CHISINAU (Reuters) - Moldovan Prime Minister Chiril Gaburici said on Friday he was tendering his resignation, days after he called for the state prosecutor and central bank chief to step down over the disappearance of $1 billion from three Moldovan banks.
Gaburici, a 38-year-old pro-European businessman, took over in February as prime minister of the small ex-Soviet country between Ukraine and European Union, heading a minority coalition government supported by two pro-European parties.
"I am not a politician, I am a manager. The country needs to change the political system," he told reporters in a briefing.
Moldova has been in a state of political tumult since it emerged in recent months that the equivalent of around an eighth of annual GDP had gone missing from the three banks.
Gaburici called last weekend for a number of senior officials, including the heads of the prosecutor's office and the central bank, to resign for failing to catch the embezzlers.

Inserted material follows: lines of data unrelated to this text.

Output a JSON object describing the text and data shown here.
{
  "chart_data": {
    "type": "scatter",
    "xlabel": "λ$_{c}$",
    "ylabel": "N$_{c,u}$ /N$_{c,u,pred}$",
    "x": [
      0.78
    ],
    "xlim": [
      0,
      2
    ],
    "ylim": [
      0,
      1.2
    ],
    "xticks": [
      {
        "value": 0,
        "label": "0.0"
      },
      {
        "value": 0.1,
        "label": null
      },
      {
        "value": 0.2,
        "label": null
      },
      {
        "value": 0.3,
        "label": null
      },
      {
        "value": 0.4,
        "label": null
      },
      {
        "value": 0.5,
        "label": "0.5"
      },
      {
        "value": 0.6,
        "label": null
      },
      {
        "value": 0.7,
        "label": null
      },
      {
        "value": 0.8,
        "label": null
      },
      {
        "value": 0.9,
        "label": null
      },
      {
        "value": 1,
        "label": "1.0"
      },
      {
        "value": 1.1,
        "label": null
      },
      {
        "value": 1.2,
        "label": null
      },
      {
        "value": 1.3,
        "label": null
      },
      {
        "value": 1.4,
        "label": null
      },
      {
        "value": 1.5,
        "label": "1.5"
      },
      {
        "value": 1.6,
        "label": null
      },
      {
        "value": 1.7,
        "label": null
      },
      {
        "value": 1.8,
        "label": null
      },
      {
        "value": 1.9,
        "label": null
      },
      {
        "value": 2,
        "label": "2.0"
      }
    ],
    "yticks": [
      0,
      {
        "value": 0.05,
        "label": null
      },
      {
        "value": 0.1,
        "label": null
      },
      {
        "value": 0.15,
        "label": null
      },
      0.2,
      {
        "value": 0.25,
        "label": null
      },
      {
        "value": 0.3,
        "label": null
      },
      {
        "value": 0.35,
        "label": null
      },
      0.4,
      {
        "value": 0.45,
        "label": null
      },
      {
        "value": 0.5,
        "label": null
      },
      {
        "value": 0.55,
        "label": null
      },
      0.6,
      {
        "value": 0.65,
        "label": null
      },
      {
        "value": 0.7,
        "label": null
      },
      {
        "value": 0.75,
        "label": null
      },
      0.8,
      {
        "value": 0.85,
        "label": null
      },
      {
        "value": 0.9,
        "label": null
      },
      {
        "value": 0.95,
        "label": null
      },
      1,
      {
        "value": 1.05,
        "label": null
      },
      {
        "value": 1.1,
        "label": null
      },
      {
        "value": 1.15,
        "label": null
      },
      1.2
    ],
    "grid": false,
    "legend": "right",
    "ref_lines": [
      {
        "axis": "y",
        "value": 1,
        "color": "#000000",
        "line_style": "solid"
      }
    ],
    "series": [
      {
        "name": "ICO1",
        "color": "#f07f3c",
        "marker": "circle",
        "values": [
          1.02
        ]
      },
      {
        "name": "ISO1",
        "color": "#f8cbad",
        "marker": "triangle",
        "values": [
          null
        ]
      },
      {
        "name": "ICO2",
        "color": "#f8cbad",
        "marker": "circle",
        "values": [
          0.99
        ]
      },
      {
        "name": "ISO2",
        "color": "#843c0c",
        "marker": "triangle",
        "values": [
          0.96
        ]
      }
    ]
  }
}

After he castigated officials, prosecutors hit back, announcing a criminal investigation into whether Gaburici had forged his school records earlier in his public career.
The country, one Europe's poorest, has been divided since the fall of the Soviet Union between factions that are broadly pro-European and pro-Russian, with both sides accusing each other of corruption during their periods in power.
Last year it ratified a political and trade agreement with the European Union, incurring the displeasure of Russia which has banned imports of wines, vegetables and meat from the mainly agricultural country.
Its fate has gained new international attention since Russia seized neighboring Ukraine's Crimea peninsula last year. Russian troops are stationed in a strip of Moldova since the breakup of the Soviet Union, protecting a self-proclaimed independent statelet called Transdniestria which is loyal to Moscow.